Now Davis calls speakers opposing the specific use permit for XTO's drill site to come on down to the front, and DARRD's Raymond Crawford kicks things off for the nay-sayers. Crawford says he's heard a lot about noise, and even about air pollution, but very little about the families who live in the Bella Lagos neighborhood around Hensley Field. They live with helicopter noise from Hensley Field but have no idea what gas drilling could mean to their neighborhood. "Those of you who live in South Dallas," he says, "who think a gas well could never be drilled near you, well, you're wrong."

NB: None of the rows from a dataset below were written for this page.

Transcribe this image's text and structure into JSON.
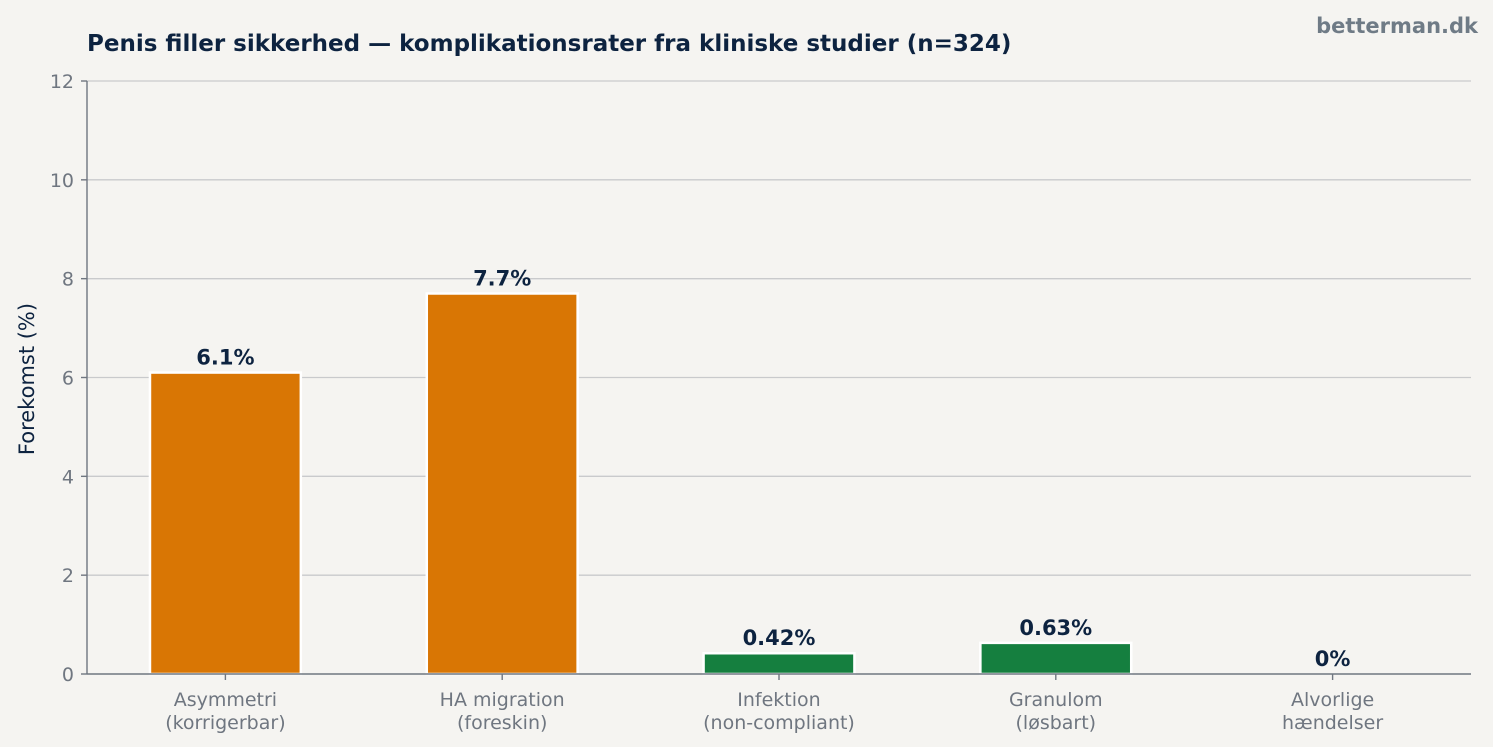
{
  "brand": "betterman.dk",
  "chart_data": {
    "type": "bar",
    "title": "Penis filler sikkerhed — komplikationsrater fra kliniske studier (n=324)",
    "xlabel": "",
    "ylabel": "Forekomst (%)",
    "ylim": [
      0,
      12
    ],
    "yticks": [
      0,
      2,
      4,
      6,
      8,
      10,
      12
    ],
    "grid": true,
    "categories": [
      [
        "Asymmetri",
        "(korrigerbar)"
      ],
      [
        "HA migration",
        "(foreskin)"
      ],
      [
        "Infektion",
        "(non-compliant)"
      ],
      [
        "Granulom",
        "(løsbart)"
      ],
      [
        "Alvorlige",
        "hændelser"
      ]
    ],
    "values": [
      6.1,
      7.7,
      0.42,
      0.63,
      0
    ],
    "value_labels": [
      "6.1%",
      "7.7%",
      "0.42%",
      "0.63%",
      "0%"
    ],
    "colors": [
      "#d97604",
      "#d97604",
      "#157f3f",
      "#157f3f",
      "#157f3f"
    ]
  }
}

Mariana Griggs is up next, saying she's here representing her neighbors in the Cliff, and around Bella Lagos. Griggs says she was shocked to see Cothrum speaking for XTO today, when XTO had spoken for themselves up till now. Jenny Land, with Dallas Citizens for a Temporary Moratorium, says the issue's controversial "because citizens were not included in this process." She says this issue is one with "profound public health" issues and that Texas's regulatory funding hasn't kept pace with the explosion of the natural gas business. "What we do know is that benzene is a carcinogen," she says, "and it's being released from 20 percent of Texas wells." If the commission votes to allow drilling in the city, she says, she's ready to become the face of the issue. "I will go door to door for as long as it takes to reverse that vote," she says.
Timothy Ruggiero is up next, to let commissioners know his Wise County property has lost value since gas drilling took up in his neighborhood. His neighbors Bob and Lisa Parr left their home there last month, after methane in their home hit asphyxiation levels.
"This is a scary issue," offers Cherelle Blazer of the Environmental Defense Fund, and while she says she's not trying to scare the commissioners, "the facts about emissions from gas drilling are very scary." Fort Worth and Denton are both spending hundreds of thousands of dollars studying gas drilling's impact -- "money they don't have," she says. We're running low on time now, and after a show of hands, there are about 10 more people waiting to speak against XTO's proposal -- commissioners give each side another 15 minutes.
Molly Rooke is back again today, requesting the commission hold its decision until Dallas finishes updating is gas drilling ordinance, and as she wraps up her time... a Hollywood moment in here, as she asks anyone in the audience who's opposed to gas drilling to stand. Nearly the whole room, around three dozen people, are on their feet, leaving a few suits up front -- and those of us doing the liveblogging, of course -- in our seats. Time runs out for the opposition after a few more speakers, and Dueease takes the podium with around 20 minutes to make XTO's case before the commissioners talk amongst themselves.